TALKING POINTS OF THE RUSSIAN GP | RACING NEWS | AUTO REPORTER
Mugello headed the halfway point in the 2020 Formula 1 season, and now we head to the first standalone race of the year in Russia. So as F1 plans for what could be a vital weekend in Sochi, we take a look at what we're suspecting to be the main talking points when the enclosure meets on the coast of the Black Sea.
Hamilton eyes Schumacher's record
Some records look untouchable when set, and Michael Schumacher's record of 91 Grand Prix victories indeed was one of those. That's not an underestimate either, because Schumacher took the former mark of 51 wins – held by Alain Prost – and almost doubled it.
And yet we head to Sochi with Lewis Hamilton just one victory apart from matching Schumacher's benchmark. Given the current form, you'd be a bold person to bet against him bettering it soon.
Whenever it happens, there will surely be similarities. Still, Hamilton is likely to face loads of questions about the number in the build-up to the race, while scholars will be debating just where he stands with the all-time greats, and how unique matching Schumacher will be.
Ferrari upgrades incoming
It's appropriate to say the last triple-header was not the common productive for Ferrari, as they secured only five points in total over the three races at Spa, Monza, and Mugello.
The importance of power unit performance at the first two venues of that run is reflected in the case that all five points came at Mugello. Still, also then, a return of eighth and 10th in a race that featured just 12 finishers was merely something to get too excited about.
Ferrari is confident that other tracks will suit their car properly as the season goes on, but are also practical that they have shifted further back in the midfield and that the vehicle needs updating. There will be upgrades in Russia, but Team Principal Mattia Binotto has already informed fans not to expect too much of them.
Perez's F1 future
We missed a trending topic in Mugello was Sebastian Vettel's confirmation as an Aston Martin driver for 2021. Talks surrounding Vettel's future had been circling for months. Still, once the deal was actually done, everything moved very quickly, and it all goes Sergio Perez without a seat for next year.
The Mexican has given his lineage with eight career podiums, and at 30, he's in his prime, so it will be an engaging proposal for the teams yet to finalize their driver line-ups for next year.
Perez is not alone, either, with the driver who substituted him at Racing Point in Silverstone – Nico Hulkenberg – also a strong talent who is on the run. There are many good opportunities for the teams further down the grid who have just observed the driver market fun unwrap elsewhere.
Growing frustration for Verstappen
As Hamilton has been closing in on Schumacher's win record, he has also been dragging comfortably clear of any title threat from Max Verstappen. But that is as much down to authenticity woes at Red Bull than Hamilton's performances.
After Spain, Verstappen was developing as a little bit more than an irritant for Hamilton, as he was always finishing in the top three and had shown he could sneak a win. He kept the stress on flawlessly also in secondary machinery. His retirement from the first round in Austria reached out as frustration, as it enabled the gap to be much more vital than it might have been.
But then in Monza and Mugello, there were two more retirements to add to the record, with Verstappen hindered by power unit concerns at both races. Technically it was communicated on Lap 1 that dropped him from the race in Tuscany. Still, Verstappen was previously diving down the field due to a lack of power on the run to Turn one after an extraordinary opening getaway.

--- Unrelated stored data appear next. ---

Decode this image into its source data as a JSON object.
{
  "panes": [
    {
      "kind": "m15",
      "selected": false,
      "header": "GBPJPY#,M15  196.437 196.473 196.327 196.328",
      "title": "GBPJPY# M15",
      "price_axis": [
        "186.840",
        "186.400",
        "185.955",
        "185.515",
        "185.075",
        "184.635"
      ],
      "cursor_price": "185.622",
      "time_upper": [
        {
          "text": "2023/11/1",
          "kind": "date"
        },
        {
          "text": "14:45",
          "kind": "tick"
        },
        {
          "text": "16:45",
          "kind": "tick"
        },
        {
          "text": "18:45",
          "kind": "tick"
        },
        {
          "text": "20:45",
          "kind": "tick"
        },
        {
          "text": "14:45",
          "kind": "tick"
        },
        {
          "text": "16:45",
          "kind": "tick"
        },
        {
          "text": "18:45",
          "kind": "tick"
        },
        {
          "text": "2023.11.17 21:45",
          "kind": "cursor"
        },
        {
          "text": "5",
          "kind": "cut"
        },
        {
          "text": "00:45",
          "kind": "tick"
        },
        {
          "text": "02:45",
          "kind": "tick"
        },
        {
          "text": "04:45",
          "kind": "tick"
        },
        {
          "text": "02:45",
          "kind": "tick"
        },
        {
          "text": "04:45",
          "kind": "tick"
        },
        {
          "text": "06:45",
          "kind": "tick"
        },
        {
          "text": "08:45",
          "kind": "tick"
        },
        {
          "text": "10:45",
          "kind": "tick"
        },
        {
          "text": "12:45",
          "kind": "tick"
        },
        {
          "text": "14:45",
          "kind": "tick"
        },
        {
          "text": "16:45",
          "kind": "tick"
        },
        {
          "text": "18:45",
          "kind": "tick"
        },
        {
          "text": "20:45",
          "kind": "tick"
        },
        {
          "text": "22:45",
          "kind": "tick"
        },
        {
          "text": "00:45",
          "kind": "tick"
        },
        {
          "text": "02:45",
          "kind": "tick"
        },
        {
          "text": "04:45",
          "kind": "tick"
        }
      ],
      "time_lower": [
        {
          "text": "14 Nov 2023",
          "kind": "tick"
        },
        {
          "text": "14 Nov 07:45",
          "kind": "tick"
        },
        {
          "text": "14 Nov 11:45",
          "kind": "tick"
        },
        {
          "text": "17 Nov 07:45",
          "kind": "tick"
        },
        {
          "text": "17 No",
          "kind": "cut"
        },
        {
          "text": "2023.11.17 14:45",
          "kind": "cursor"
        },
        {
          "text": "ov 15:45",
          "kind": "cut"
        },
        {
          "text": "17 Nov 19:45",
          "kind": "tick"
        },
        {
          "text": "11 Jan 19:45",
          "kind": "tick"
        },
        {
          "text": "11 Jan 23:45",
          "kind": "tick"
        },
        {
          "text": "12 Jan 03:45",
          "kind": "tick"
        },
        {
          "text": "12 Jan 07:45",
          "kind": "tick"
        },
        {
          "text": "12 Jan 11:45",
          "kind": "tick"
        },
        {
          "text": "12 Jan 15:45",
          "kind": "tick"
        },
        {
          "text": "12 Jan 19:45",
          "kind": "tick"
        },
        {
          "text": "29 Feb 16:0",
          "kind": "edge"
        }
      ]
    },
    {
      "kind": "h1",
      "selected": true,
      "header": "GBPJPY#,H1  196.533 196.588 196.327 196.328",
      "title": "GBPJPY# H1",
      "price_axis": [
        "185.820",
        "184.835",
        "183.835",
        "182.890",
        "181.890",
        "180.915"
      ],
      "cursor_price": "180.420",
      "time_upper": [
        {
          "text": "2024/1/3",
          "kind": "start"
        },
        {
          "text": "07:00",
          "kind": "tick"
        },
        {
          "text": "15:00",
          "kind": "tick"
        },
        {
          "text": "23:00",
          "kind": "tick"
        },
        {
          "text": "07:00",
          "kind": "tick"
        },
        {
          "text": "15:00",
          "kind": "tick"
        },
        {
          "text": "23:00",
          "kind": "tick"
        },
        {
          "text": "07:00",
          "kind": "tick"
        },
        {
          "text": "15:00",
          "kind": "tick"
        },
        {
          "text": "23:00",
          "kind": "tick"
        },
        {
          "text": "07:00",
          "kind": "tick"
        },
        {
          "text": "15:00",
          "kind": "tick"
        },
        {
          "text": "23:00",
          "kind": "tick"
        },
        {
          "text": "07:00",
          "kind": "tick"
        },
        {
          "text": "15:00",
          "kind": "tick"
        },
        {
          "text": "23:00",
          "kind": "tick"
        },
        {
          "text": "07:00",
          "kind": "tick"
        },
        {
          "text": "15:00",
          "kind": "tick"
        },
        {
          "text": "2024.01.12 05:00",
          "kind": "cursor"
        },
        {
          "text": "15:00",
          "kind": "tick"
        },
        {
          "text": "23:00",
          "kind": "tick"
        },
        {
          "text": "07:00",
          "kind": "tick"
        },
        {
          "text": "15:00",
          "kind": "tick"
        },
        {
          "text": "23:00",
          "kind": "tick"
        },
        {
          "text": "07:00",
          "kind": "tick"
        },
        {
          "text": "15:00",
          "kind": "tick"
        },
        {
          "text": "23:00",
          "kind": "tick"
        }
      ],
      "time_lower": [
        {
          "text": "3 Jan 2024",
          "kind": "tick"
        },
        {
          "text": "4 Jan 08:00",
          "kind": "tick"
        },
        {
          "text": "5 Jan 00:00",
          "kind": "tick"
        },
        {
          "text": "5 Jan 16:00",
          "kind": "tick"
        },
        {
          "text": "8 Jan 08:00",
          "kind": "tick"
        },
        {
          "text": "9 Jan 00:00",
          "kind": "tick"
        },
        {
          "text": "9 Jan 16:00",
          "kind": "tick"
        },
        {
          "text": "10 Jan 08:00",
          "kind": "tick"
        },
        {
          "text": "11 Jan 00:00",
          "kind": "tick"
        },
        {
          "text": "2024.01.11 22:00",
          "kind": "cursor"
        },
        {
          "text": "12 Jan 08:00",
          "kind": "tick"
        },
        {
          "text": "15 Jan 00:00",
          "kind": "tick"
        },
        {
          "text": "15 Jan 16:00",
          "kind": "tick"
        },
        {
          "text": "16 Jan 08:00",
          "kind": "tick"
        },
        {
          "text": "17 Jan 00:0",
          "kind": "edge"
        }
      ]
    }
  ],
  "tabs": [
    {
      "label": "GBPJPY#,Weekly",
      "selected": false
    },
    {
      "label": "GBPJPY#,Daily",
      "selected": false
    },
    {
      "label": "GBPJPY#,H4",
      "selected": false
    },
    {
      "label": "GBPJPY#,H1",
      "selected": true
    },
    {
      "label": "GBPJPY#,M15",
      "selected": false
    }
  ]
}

For the first time in the Red Bull-Honda era, Verstappen's patience is getting examined, so it will be exciting to see how he reacts this weekend and during the season.
As exciting as Mugello was, there was a troubling bit when several cars crashed when the Safety Car restart early on, letting the race's first red flag. The FIA was interested in highlighting that leader Valtteri Bottas did nothing wrong with his control of the circumstances, but warned 12 drivers for their driving, saying it all linked to the occurrence.
Some drivers were crucial to how late the Safety Car lights were switched off, pushing Bottas into a late restart, and said it is being done for entertainment purposes, something FIA race director Michael Masi vehemently denies.
It will be a topic through this weekend's drivers' briefing, and if there's a specific way of evading a repeat, we could see new guidelines given as a result.